Pubdate: Mon, 12 Dec 2016
Source: San Francisco Chronicle (CA)
Copyright: 2016 Hearst Communications Inc.
Contact: http://www.sfgate.com/chronicle/submissions/#1
Website: http://www.sfgate.com/chronicle/
Details: http://www.mapinc.org/media/388
Author: Bob Egelko
Cited: http://www.safeaccessnow.org/
Page: C1

DEA SAID TO DISMISS OLDER POT FINDINGS

Defending the government's classification of marijuana as one of the
most dangerous drugs, the U.S. Drug Enforcement Administration
declares on its website that pot causes mental illness and lung cancer
and leads youths to heroin and cocaine.

But an advocacy group says the DEA, in a legal filing in August, said
it found no evidence to support any of those conclusions. The group,
Americans for Safe Access, has asked the agency to remove discredited
claims from its Web page.

"We have taken this action to stop the DEA's relentless campaign of
misinformation about the health risks of medical cannabis," said Menlo
Park attorney Vickie Feeman, who represents Americans for Safe Access.
She said the agency's public statements, and its "refusal to ...
acknowledge the scientifically proven benefits of medical cannabis,"
are harming patients around the country.

"This is something President Obama can correct before he leaves
office," the group said in a statement. It indicated it would file
suit if the agency refuses to remove the statements. The DEA declined
to comment.

The agency, part of the Justice Department, classifies marijuana,
along with heroin, LSD and ecstasy, as dangerous drugs with a high
potential for abuse and no legitimate medical use, making possession a
crime under federal law. Proposals to shift marijuana into the same
classification as methamphetamine and cocaine, which can be legally
prescribed, have been rejected by successive administrations, most
recently by the Obama administration in August.

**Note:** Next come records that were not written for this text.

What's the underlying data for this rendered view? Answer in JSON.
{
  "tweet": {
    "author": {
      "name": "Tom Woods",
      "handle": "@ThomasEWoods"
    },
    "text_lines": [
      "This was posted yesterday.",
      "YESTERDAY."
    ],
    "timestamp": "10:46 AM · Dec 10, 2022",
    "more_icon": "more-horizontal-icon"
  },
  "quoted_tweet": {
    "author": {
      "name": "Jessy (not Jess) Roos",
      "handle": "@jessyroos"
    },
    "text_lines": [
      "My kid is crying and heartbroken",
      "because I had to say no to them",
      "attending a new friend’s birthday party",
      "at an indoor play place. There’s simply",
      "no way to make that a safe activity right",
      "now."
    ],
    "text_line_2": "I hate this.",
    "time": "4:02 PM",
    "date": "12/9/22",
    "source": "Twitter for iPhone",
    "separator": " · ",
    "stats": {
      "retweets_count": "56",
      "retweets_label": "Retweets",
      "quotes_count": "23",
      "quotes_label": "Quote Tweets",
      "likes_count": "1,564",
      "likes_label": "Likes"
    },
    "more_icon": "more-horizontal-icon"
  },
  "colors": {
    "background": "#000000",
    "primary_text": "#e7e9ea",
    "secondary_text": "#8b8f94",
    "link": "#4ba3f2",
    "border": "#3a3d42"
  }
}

In a petition to the DEA last Monday, Americans for Safe Access said
the agency's website contains more than two dozen statements about
marijuana that may have had some scientific support when they were
first posted years ago but are no longer credible. They include
assertions that:

"Marijuana use can worsen depression and lead to more serious mental
illness such as schizophrenia, anxiety, and even suicide."

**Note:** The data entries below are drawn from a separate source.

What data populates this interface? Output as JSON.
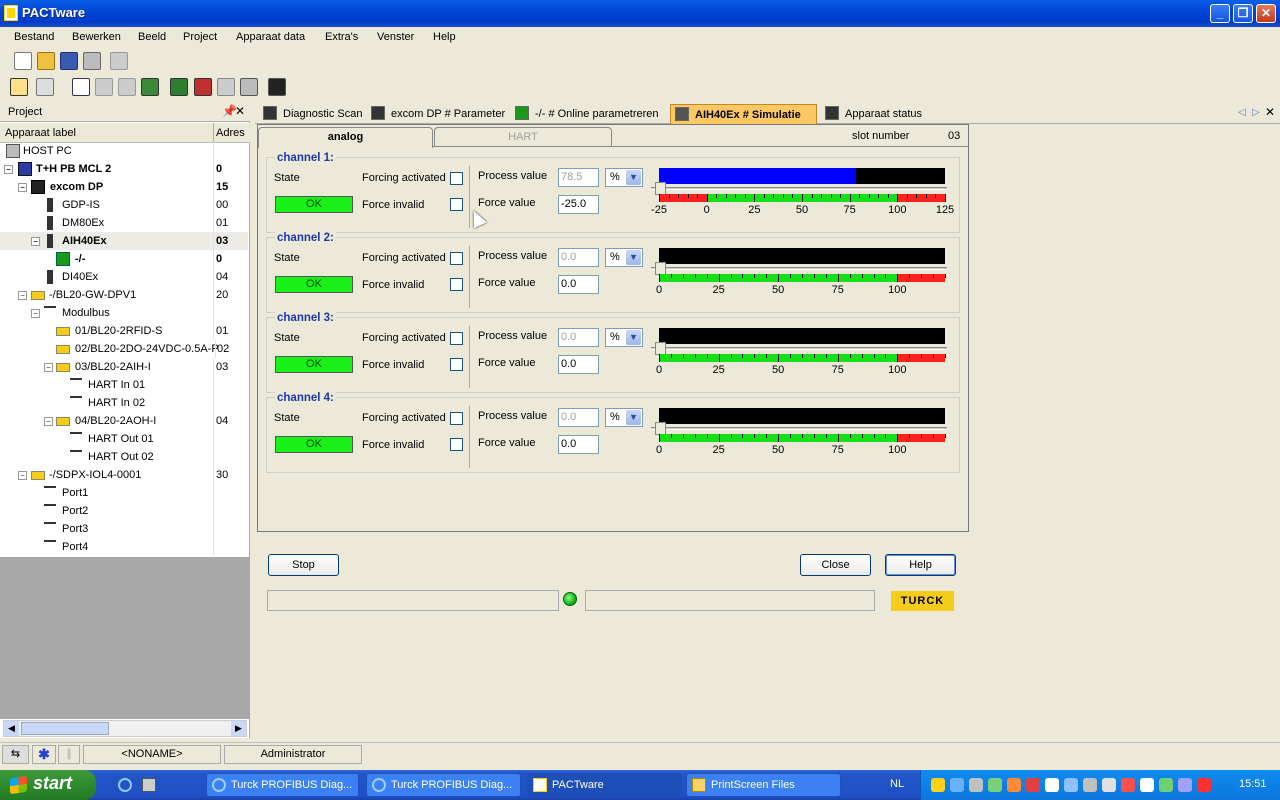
{
  "window": {
    "title": "PACTware",
    "min_icon": "minimize-icon",
    "max_icon": "restore-icon",
    "close_icon": "close-icon"
  },
  "menu": [
    "Bestand",
    "Bewerken",
    "Beeld",
    "Project",
    "Apparaat data",
    "Extra's",
    "Venster",
    "Help"
  ],
  "project_panel": {
    "title": "Project",
    "col_label": "Apparaat label",
    "col_address": "Adres",
    "tree": [
      {
        "label": "HOST PC",
        "addr": ""
      },
      {
        "label": "T+H PB MCL 2",
        "addr": "0"
      },
      {
        "label": "excom DP",
        "addr": "15"
      },
      {
        "label": "GDP-IS",
        "addr": "00"
      },
      {
        "label": "DM80Ex",
        "addr": "01"
      },
      {
        "label": "AIH40Ex",
        "addr": "03"
      },
      {
        "label": "-/-",
        "addr": "0"
      },
      {
        "label": "DI40Ex",
        "addr": "04"
      },
      {
        "label": "-/BL20-GW-DPV1",
        "addr": "20"
      },
      {
        "label": "Modulbus",
        "addr": ""
      },
      {
        "label": "01/BL20-2RFID-S",
        "addr": "01"
      },
      {
        "label": "02/BL20-2DO-24VDC-0.5A-P",
        "addr": "02"
      },
      {
        "label": "03/BL20-2AIH-I",
        "addr": "03"
      },
      {
        "label": "HART In 01",
        "addr": ""
      },
      {
        "label": "HART In 02",
        "addr": ""
      },
      {
        "label": "04/BL20-2AOH-I",
        "addr": "04"
      },
      {
        "label": "HART Out 01",
        "addr": ""
      },
      {
        "label": "HART Out 02",
        "addr": ""
      },
      {
        "label": "-/SDPX-IOL4-0001",
        "addr": "30"
      },
      {
        "label": "Port1",
        "addr": ""
      },
      {
        "label": "Port2",
        "addr": ""
      },
      {
        "label": "Port3",
        "addr": ""
      },
      {
        "label": "Port4",
        "addr": ""
      }
    ]
  },
  "doc_tabs": [
    {
      "label": "Diagnostic Scan"
    },
    {
      "label": "excom DP # Parameter"
    },
    {
      "label": "-/- # Online parametreren"
    },
    {
      "label": "AIH40Ex # Simulatie"
    },
    {
      "label": "Apparaat status"
    }
  ],
  "simulation": {
    "subtab_analog": "analog",
    "subtab_hart": "HART",
    "slot_label": "slot number",
    "slot_value": "03",
    "labels": {
      "state": "State",
      "forcing": "Forcing activated",
      "force_invalid": "Force invalid",
      "process_value": "Process value",
      "force_value": "Force value"
    },
    "channels": [
      {
        "title": "channel 1:",
        "state": "OK",
        "process_value": "78.5",
        "unit": "%",
        "force_value": "-25.0",
        "level_pct": 0.69,
        "ticks": [
          "-25",
          "0",
          "25",
          "50",
          "75",
          "100",
          "125"
        ]
      },
      {
        "title": "channel 2:",
        "state": "OK",
        "process_value": "0.0",
        "unit": "%",
        "force_value": "0.0",
        "level_pct": 0,
        "ticks": [
          "0",
          "25",
          "50",
          "75",
          "100"
        ]
      },
      {
        "title": "channel 3:",
        "state": "OK",
        "process_value": "0.0",
        "unit": "%",
        "force_value": "0.0",
        "level_pct": 0,
        "ticks": [
          "0",
          "25",
          "50",
          "75",
          "100"
        ]
      },
      {
        "title": "channel 4:",
        "state": "OK",
        "process_value": "0.0",
        "unit": "%",
        "force_value": "0.0",
        "level_pct": 0,
        "ticks": [
          "0",
          "25",
          "50",
          "75",
          "100"
        ]
      }
    ],
    "buttons": {
      "stop": "Stop",
      "close": "Close",
      "help": "Help"
    },
    "brand": "TURCK"
  },
  "statusbar": {
    "project": "<NONAME>",
    "user": "Administrator"
  },
  "taskbar": {
    "start": "start",
    "tasks": [
      "Turck PROFIBUS Diag...",
      "Turck PROFIBUS Diag...",
      "PACTware",
      "PrintScreen Files"
    ],
    "lang": "NL",
    "clock": "15:51"
  },
  "colors": {
    "ok_green": "#18f018",
    "bar_blue": "#0000ff",
    "tab_active": "#fcc864",
    "channel_title": "#1a3aa8"
  }
}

According to one study, "smoking one cannabis cigarette increases the
chances of developing lung cancer by as much as an entire packet of 20
cigarettes."

Youngsters who use marijuana are "15 times more likely to use heroin
later in life."

The advocacy group said the DEA itself undermined each of those
statements in August in a filing in which the agency refused to
reclassify marijuana but rejected some previous misconceptions.

In that filing, the agency said numerous studies showed that marijuana
users were no more likely than nonusers to suffer mental illness. It
also said that smoking marijuana could cause health problems but that
recent studies have found little evidence of any connection with lung
cancer. And it said research "does not support a direct causal
relationship between regular marijuana use and other illicit drug use."

Meanwhile, the advocacy group said, the DEA has kept its earlier
contradictory statements on its website, where they may influence
members of Congress who are considering legislation to reclassify
marijuana and bar federal interference with states that allow medical
use of the drug.

For example, the petition said, Sen. Dianne Feinstein, D-Calif., said
at a June 2015 hearing of the Senate Drug Caucus that marijuana is "a
gateway drug" whose users "go on to other things."

Asked whether Feinstein still holds that view, spokesman Ross Townsend
said Friday that the senator has introduced a bill to expand medical
marijuana research but "still has concerns about negative effects of
recreational use," which California voters legalized last month.

Feinstein "is particularly concerned about the proliferation of stoned
drivers, increased youth access to marijuana and the effects of
increasingly high THC levels," Townsend said, referring to the
ingredient that causes most of marijuana's psychological effects.